Artists came hungry for community and connection with their creative and spiritual peers, for a renewed or deepened connection with Quaker practices, the outdoors, and the magic of summer camp, and for such valuable time to spend with their creative practices in a place of acceptance, playfulness, and joy. On the first night together, artists were called to create a “brave space” together in which we are each responsible for both holding space that allows others to feel safe enough to be vulnerable, and also to be vulnerable ourselves, in what we share with each other, new things we try, and what we create. Answering this call, artists dove into new ways of making they’d never tried before during a series of morning programs and afternoon workshops: printing cyanotypes with the power of the sun, collecting and arranging natural materials into a sculptural installation, tying gift bows, and playing a generative writing game, to name a few. The three days were grounded by worship in the Pine Grove each morning, one of which combined collaborative writing and drawing in place of vocal ministry. Afternoons were sunny and relaxing, with many heading down to waterfront on China Lake to enjoy the last bits of summer, and others taking claiming time and space to sink into their creative practices. Walking through camp, you would pass by a couple of fiddlers by the pond, someone shooting hoops, another drawing the flowers outside the dining hall, a designer on their tablet gazing at the meetinghouse, where inside someone works at a knitting machine and others wedge clay, while a couple of writers carved out a comfy nook in a rec hall. One evening the group enjoyed a Friends Camp tradition called vespers, and walked across the street to a field to watch the sun set over the lake in worshipful silence. Small groups met each night to give space for more intimate community-building, and then Friday night ended with a campfire with plenty of singing.

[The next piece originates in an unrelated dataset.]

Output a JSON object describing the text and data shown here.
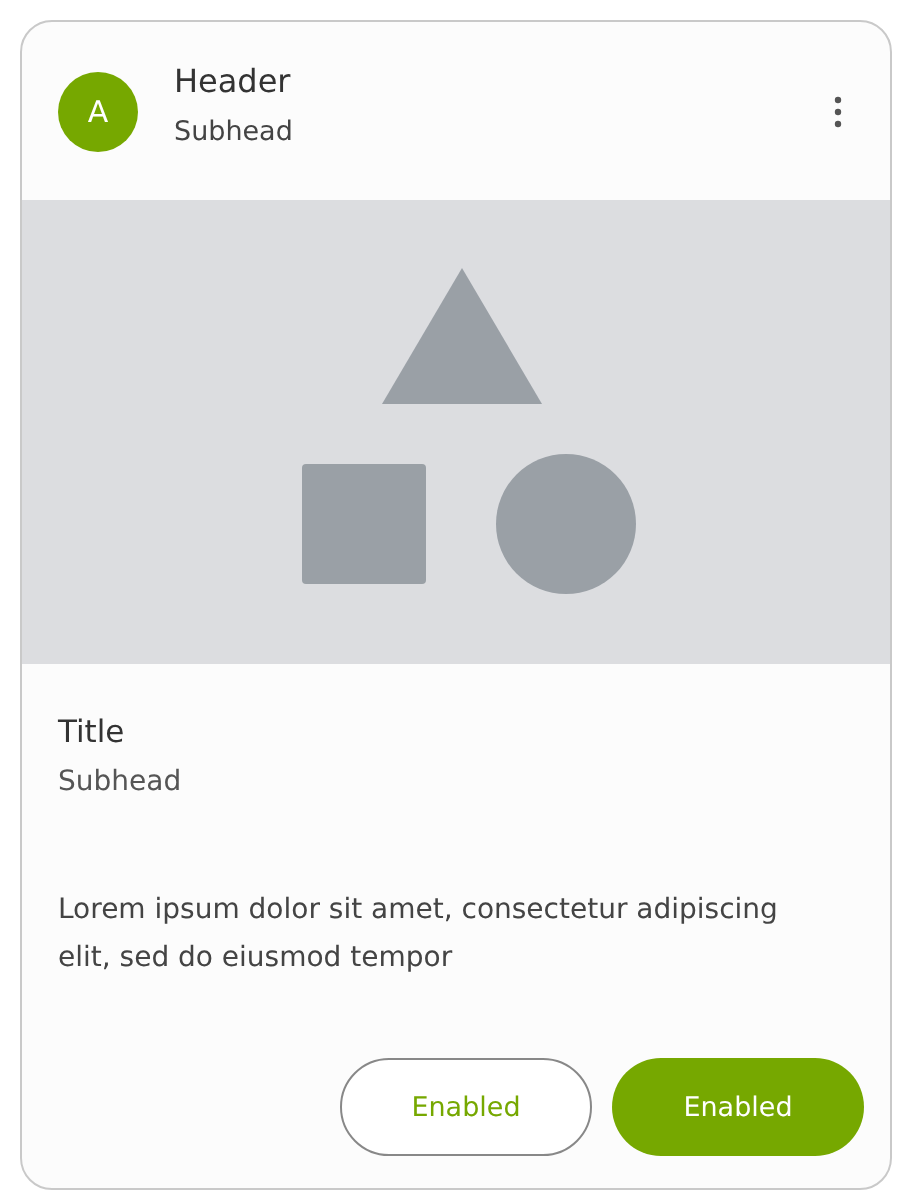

The soiree on the final evening of Art Camp felt like a culmination of all of the brave sharing and making that had happened during the weekend. Many artists laid out their work on tables throughout the dining hall: a pile of knitted swatches, a handbound book of poems, a series of block prints, some short stories, paintings, drawings, and even some digital renderings of buildings at camp. We munched on cheese and crackers as members of the group performed new songs they’d written that weekend, taught us new rounds to sing, read their own poetry, told jokes, and performed a very impressive jump rope trick. There was a clear sense of trust in how all the work was shared, and that we were seeing and hearing work that was still new and tender. It was also clear that for each person participating, this was a valued opportunity for affirmation and experimentation.The warmth emanating from the community during and afterwards was confirmation that the brave space we’d collectively created was working its magic on us. It is our hope that this magic will last, and continue to work upon us as we return to our communities and keep creating, until Art Camp 2019.